Network anticorrelations, global regression, and phase-shifted soft tissue correction

Affiliations

Network anticorrelations, global regression, and phase-shifted soft tissue correction

Jeffrey S Anderson et al. Hum Brain Mapp. 2011 Jun.

Abstract

Synchronized low-frequency BOLD fluctuations are observed in dissociable large-scale, distributed networks with functional specialization. Two such networks, referred to as the task-positive network (TPN) and the task-negative network (TNN) because they tend to be active or inactive during cognitively demanding tasks, show reproducible anticorrelation of resting BOLD fluctuations after removal of the global brain signal. Because global signal regression mandates that anticorrelated regions to a given seed region must exist, it is unclear whether such anticorrelations are an artifact of global regression or an intrinsic property of neural activity.
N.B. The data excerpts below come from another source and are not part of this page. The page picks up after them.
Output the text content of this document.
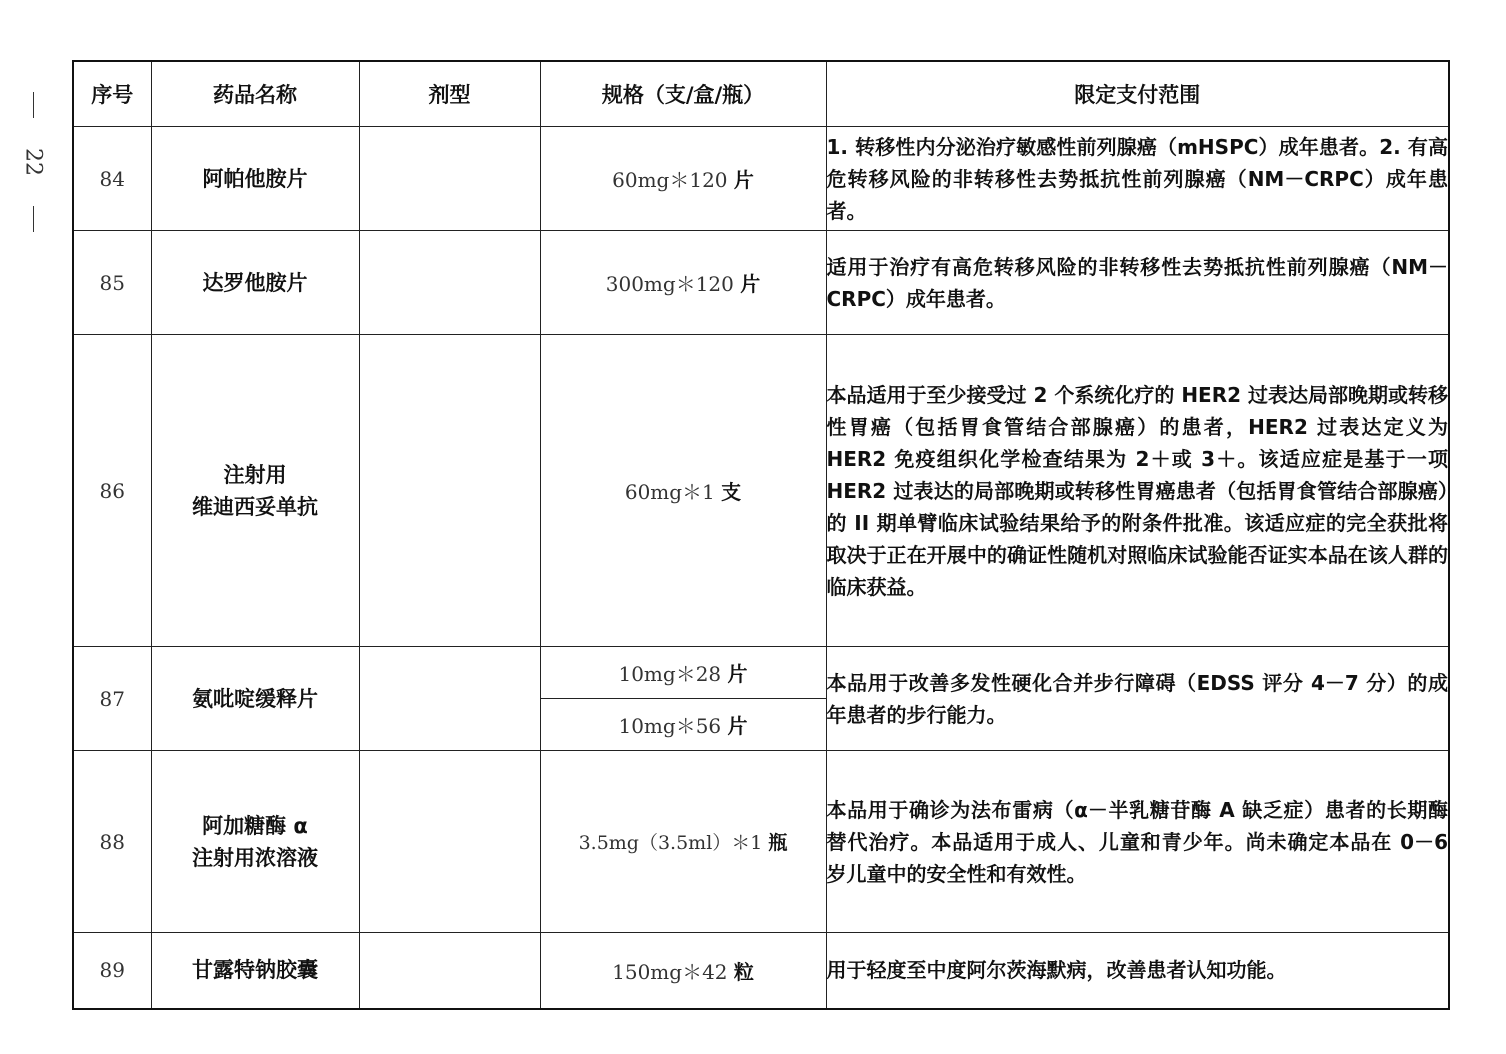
22
序号	药品名称	剂型	规格（支/盒/瓶）	限定支付范围
84	阿帕他胺片		60mg＊120 片	1. 转移性内分泌治疗敏感性前列腺癌（mHSPC）成年患者。2. 有高危转移风险的非转移性去势抵抗性前列腺癌（NM－CRPC）成年患者。
85	达罗他胺片		300mg＊120 片	适用于治疗有高危转移风险的非转移性去势抵抗性前列腺癌（NM－CRPC）成年患者。
86	注射用
维迪西妥单抗		60mg＊1 支	本品适用于至少接受过 2 个系统化疗的 HER2 过表达局部晚期或转移性胃癌（包括胃食管结合部腺癌）的患者，HER2 过表达定义为 HER2 免疫组织化学检查结果为 2＋或 3＋。该适应症是基于一项 HER2 过表达的局部晚期或转移性胃癌患者（包括胃食管结合部腺癌）的 II 期单臂临床试验结果给予的附条件批准。该适应症的完全获批将取决于正在开展中的确证性随机对照临床试验能否证实本品在该人群的临床获益。
87	氨吡啶缓释片		10mg＊28 片	本品用于改善多发性硬化合并步行障碍（EDSS 评分 4－7 分）的成年患者的步行能力。
			10mg＊56 片	
88	阿加糖酶 α
注射用浓溶液		3.5mg（3.5ml）＊1 瓶	本品用于确诊为法布雷病（α－半乳糖苷酶 A 缺乏症）患者的长期酶替代治疗。本品适用于成人、儿童和青少年。尚未确定本品在 0－6 岁儿童中的安全性和有效性。
89	甘露特钠胶囊		150mg＊42 粒	用于轻度至中度阿尔茨海默病，改善患者认知功能。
In this study, we demonstrate from simulated data that spurious anticorrelations are introduced during global regression for any two networks as a linear function of their size. Using actual resting state data, we also show that both the TPN and TNN become anticorrelated with the orbits when soft tissues are included in the global regression algorithm. Finally, we propose a technique using phase-shifted soft tissue regression (PSTCor) that allows improved correction of global physiological artifacts without global regression that shows improved anatomic specificity to global regression but does not show significant network anticorrelations. These results imply that observed anticorrelations between TNN and TPN may be largely or entirely artifactual in the resting state. These results also imply that differences in network anticorrelations attributed to pathophysiological or behavioral states may be due to differences in network size or recruitment rather than actual anticorrelations.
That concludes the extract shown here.